The process is sometimes called "refrying" a PDF.

I am the lead developer of a commercial solution that can do that, plus a lot more. If you would like to give it a try (30 day free) and are a commerical user feel free to reach out via PM.
Our solution has 2 separate (independent) processing engines, that can take a PDF that is in the "gray zone" of the ISO32000 specification and write a new PDF that conforms to ISO 32000.
There reason there are 2 processing engines is because there are countless PDF writers that do strange things. In our experience, there is no single solution or software that works -all- the time on -all- edge cases on -all- files. It is old school desktop installed software, only available for Windows systems.
Best Regards.
 
Distiller does not appear to be part of Acrobat Suite for the PC anymore in 2025. I don't see it mentioned on any Adobe forums. I only have it on the Mac. I used to use it all the time, sadness.

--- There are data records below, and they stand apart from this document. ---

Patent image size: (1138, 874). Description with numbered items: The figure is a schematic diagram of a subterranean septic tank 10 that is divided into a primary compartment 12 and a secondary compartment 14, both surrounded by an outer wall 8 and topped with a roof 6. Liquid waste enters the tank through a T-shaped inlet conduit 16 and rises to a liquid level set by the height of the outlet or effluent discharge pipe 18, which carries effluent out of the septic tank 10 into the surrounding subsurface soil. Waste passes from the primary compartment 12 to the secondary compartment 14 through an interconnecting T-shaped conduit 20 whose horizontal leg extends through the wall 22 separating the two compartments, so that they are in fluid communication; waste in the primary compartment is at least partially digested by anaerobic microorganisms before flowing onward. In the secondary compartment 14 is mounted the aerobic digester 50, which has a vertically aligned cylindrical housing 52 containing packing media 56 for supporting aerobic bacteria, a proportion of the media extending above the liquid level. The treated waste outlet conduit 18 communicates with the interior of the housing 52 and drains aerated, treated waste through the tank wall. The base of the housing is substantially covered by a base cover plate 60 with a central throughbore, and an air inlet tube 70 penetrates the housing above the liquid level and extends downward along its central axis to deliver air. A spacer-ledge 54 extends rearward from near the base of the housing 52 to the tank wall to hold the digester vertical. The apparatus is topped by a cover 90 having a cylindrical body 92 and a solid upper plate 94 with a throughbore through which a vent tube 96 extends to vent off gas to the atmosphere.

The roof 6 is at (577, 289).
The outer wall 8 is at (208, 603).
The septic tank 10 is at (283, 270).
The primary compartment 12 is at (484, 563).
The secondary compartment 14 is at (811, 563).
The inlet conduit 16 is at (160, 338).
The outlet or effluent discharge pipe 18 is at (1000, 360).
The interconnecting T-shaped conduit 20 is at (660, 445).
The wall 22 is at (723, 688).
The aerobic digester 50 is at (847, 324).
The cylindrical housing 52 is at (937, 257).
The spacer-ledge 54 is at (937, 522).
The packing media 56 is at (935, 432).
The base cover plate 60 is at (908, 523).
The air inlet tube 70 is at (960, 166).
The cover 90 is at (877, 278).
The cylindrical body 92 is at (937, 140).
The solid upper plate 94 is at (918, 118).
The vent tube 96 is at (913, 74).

This is absolutely untrue.

Acrobat Distiller is an integral part of Adobe Acrobat, both on Windows and MacOS.

That having been said, “refrying a PDF file” (creating PostScript from PDF and then distilling that to PDF) is not a recommended solution to “fixing” a PDF file. Such “solutions” totally lose live transparency, ICC color management, etc. given that even PostScript Language Level 3 is effectively PDF 1.2, at best!
 
This is absolutely untrue.

Acrobat Distiller is an integral part of Adobe Acrobat, both on Windows and MacOS.

That having been said, “refrying a PDF file” (creating PostScript from PDF and then distilling that to PDF) is not a recommended solution to “fixing” a PDF file. Such “solutions” totally lose live transparency, ICC color management, etc. given that even PostScript Language Level 3 is effectively PDF 1.2, at best!

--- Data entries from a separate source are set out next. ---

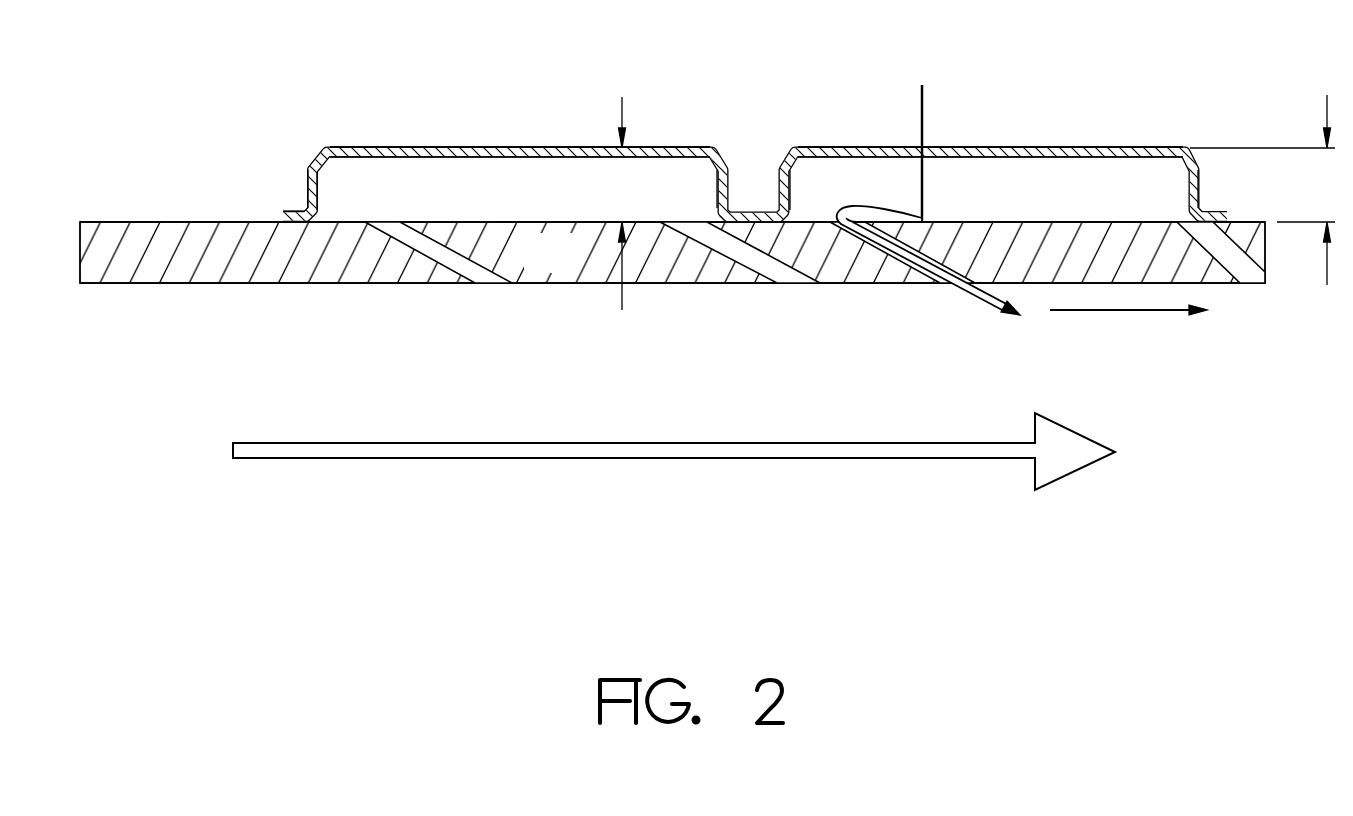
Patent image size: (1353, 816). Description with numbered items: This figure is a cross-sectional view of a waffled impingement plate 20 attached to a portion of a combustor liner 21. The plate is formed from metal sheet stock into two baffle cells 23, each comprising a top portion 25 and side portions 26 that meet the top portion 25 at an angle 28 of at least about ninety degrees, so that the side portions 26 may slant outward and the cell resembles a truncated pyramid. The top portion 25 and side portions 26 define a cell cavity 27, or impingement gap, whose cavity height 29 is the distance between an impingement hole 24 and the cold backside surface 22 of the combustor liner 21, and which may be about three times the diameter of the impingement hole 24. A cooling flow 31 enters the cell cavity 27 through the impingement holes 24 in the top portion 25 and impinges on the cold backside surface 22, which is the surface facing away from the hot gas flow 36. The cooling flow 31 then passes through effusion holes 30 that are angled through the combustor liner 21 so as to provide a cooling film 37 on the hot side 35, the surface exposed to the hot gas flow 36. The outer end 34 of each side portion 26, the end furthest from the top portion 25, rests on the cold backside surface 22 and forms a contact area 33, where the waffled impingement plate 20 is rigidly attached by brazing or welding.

The waffled impingement plate 20 is at (1330, 95).
The combustor liner 21 is at (528, 268).
The cold backside surface 22 is at (142, 222).
The baffle cell 23 is at (339, 126).
The impingement hole 24 is at (583, 147).
The top portion 25 is at (382, 147).
The side portion 26 is at (307, 172).
The cell cavity 27 is at (445, 205).
The angle 28 is at (339, 196).
The cavity height 29 is at (623, 112).
The effusion hole 30 is at (514, 318).
The cooling flow 31 is at (921, 100).
The contact area 33 is at (293, 224).
The outer end 34 is at (306, 208).
The hot side 35 is at (122, 284).
The hot gas flow 36 is at (592, 458).
The cooling film 37 is at (1133, 313).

Respectfully, our solution does not go the "Postscript Refrying" route. It works %100 with the native PDF Object stream and does vector draw operations. It does not lose vector transparency. It does not rasterize either. ICC color management, Spot colors etc is preserved as much as possible, however not guaranteed. It needs to be tested with your files.

If print controllers from EFI/Fiery, Canon, HP, Xerox etc have problems digesting a PDF (or taking forever) the solution I suggested is proven by our customer base to be effective.
Certainly it would need to be tested with your PDF files and controllers. You may have special requirements which may not be preserved during "refry". So there is no guarantee.
 
late to the party... I've had good luck with fixing "broken" or improperly created PDFs by running them through Ghostscript (a free opensource utility). As long at the basic structure is there and you can at the very least open the file.
Code:
gswin64 -dBATCH -dNOPAUS -o "outputfilename.pdf" -sDEVICE=pdfwrite -dPDFSETTINGS=/prepress "inputfilename.pdf"

Sometimes I'm surprised at what I can do with GS (font issues, extract embedded graphics, etc). Also, combine it with an automation tool like Automation Workshop and you can build a standalone/hotfolder setup that will take in and spit out files automagically.